The being stopped at the ship’s main computer terminal and studied the technician as he gasped for his final breath. For some reason, it felt compelled to allow the technician to die before untethering his harness and allowing him to be sucked out of the gaping hole in the hull it had created upon entry. Perhaps it was some emotional residue left over from the body’s original inhabitant. The compassionate spark of the species. No matter. The technician died and was soon vacated. The being touched its hand to the terminal, or rather, it touched the ensign’s hand to the terminal. The sensation of feeling was still new. Information sparked to life and danced across the being’s new sense of vision. Data became visible, tangible. The being could hold it, feel it, consume it. It took seconds to find what it needed.
A voice caught the being by surprise and elicited another emotional response, another echo from the ensign.
“UNS Pelletier, this is Captain Taliesin Mao of the UNS Royal Blue, do you copy?” The voice was fraught with concern. “Captain Morse, are you there?” The being looked to the woman strapped in the chair at the center of the bridge, clearly a position of power. It drifted to the woman
’s side. Her name was sewn onto her lapel, as though she might forget it. “Captain Morse, please respond.” The voice grew more frantic.
The being bent its host at the waist, growing increasingly impatient with its physical limitations, especially viewing the world in such a focused manner through the two soft orbs called eyes. It missed the collective awareness of the Void. The Morse woman’s face was frozen in a state of panic. That was the death mask she chose to wear. Disappointing for a person of supposed authority and reverence. It unclipped the tether on her seat and watched her get sucked out of the ship.
An echo of the collective awareness pinged inside the host’s brain, a group of neurons transmitting a signal they were not designed to carry. The result was painful—another drawback of occupying a host—but it was fleeting.

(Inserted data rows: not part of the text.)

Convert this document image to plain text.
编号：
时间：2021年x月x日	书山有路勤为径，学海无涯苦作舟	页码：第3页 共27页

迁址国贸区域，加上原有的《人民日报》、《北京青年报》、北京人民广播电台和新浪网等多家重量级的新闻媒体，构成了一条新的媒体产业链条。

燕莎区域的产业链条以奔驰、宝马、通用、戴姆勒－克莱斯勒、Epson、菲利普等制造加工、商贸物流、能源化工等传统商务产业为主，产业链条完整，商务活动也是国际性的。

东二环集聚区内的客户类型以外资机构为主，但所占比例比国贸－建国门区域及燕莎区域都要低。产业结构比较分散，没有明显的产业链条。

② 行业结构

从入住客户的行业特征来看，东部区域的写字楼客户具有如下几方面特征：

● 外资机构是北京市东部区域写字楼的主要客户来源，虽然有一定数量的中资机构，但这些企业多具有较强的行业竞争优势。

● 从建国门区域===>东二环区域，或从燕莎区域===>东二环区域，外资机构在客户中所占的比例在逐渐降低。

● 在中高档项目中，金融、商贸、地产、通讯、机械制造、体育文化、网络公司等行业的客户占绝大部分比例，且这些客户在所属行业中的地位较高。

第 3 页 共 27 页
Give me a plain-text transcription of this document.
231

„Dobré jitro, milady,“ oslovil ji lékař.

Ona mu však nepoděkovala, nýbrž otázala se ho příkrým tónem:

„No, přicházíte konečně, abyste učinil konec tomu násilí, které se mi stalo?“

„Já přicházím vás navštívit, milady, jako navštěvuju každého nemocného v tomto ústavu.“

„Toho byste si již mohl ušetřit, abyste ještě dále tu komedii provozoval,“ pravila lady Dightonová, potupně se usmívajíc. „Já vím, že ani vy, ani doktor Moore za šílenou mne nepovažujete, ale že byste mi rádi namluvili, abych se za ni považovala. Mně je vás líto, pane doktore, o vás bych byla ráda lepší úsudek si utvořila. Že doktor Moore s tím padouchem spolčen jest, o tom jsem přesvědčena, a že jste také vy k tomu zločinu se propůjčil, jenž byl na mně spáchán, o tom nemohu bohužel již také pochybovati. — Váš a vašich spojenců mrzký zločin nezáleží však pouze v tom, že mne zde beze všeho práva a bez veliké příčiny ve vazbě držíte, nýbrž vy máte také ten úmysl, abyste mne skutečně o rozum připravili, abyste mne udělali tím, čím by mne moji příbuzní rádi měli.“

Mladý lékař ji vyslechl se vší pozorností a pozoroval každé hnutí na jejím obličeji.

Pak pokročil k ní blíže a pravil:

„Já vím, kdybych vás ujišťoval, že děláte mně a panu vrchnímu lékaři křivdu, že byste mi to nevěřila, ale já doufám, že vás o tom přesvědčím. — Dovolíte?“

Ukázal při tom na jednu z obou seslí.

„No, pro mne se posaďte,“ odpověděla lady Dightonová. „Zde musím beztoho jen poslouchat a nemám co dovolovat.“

The message was received. They had what they needed.
The energy pooled in the belly of the host, the thing called Ensign Jeffers. Another surge of pain. But this brought with it a sense of relief, a sense of impending end. The flesh melted away, and the being was set free in a flash of heat.
2
Uniforms. Buttoned-up jackets, high-laced boots. The face of a person who needs to ask permission to go to the bathroom. Doesn’t matter what master you served, Navy or businessman overlord, as soon as you put on that uniform, you weren’t a person anymore. You were a tool.
The Elmore Syndicate didn’t have a strict dress code—no rulebook dictating what their soldiers wore, how they wore it, how often they needed to press their pants—but they had an informal uniform. A gang uniform. Black canvas pants and tactical boots. Repurposed spacewalk jackets reinforced with lightweight armor plating. Those jackets would survive extreme heat and cold and shrug off some medium-range blaster fire. They carried the same weapons: a sidearm on the hip, pulse rifle slung over the shoulder, and a collapsible baton tucked in a holster on the small of their backs. The man who ran the syndicate was rumored to have been a Deep Black operative, one of Tirseer’s best, until he either washed out or rebelled, depending on which story you heard.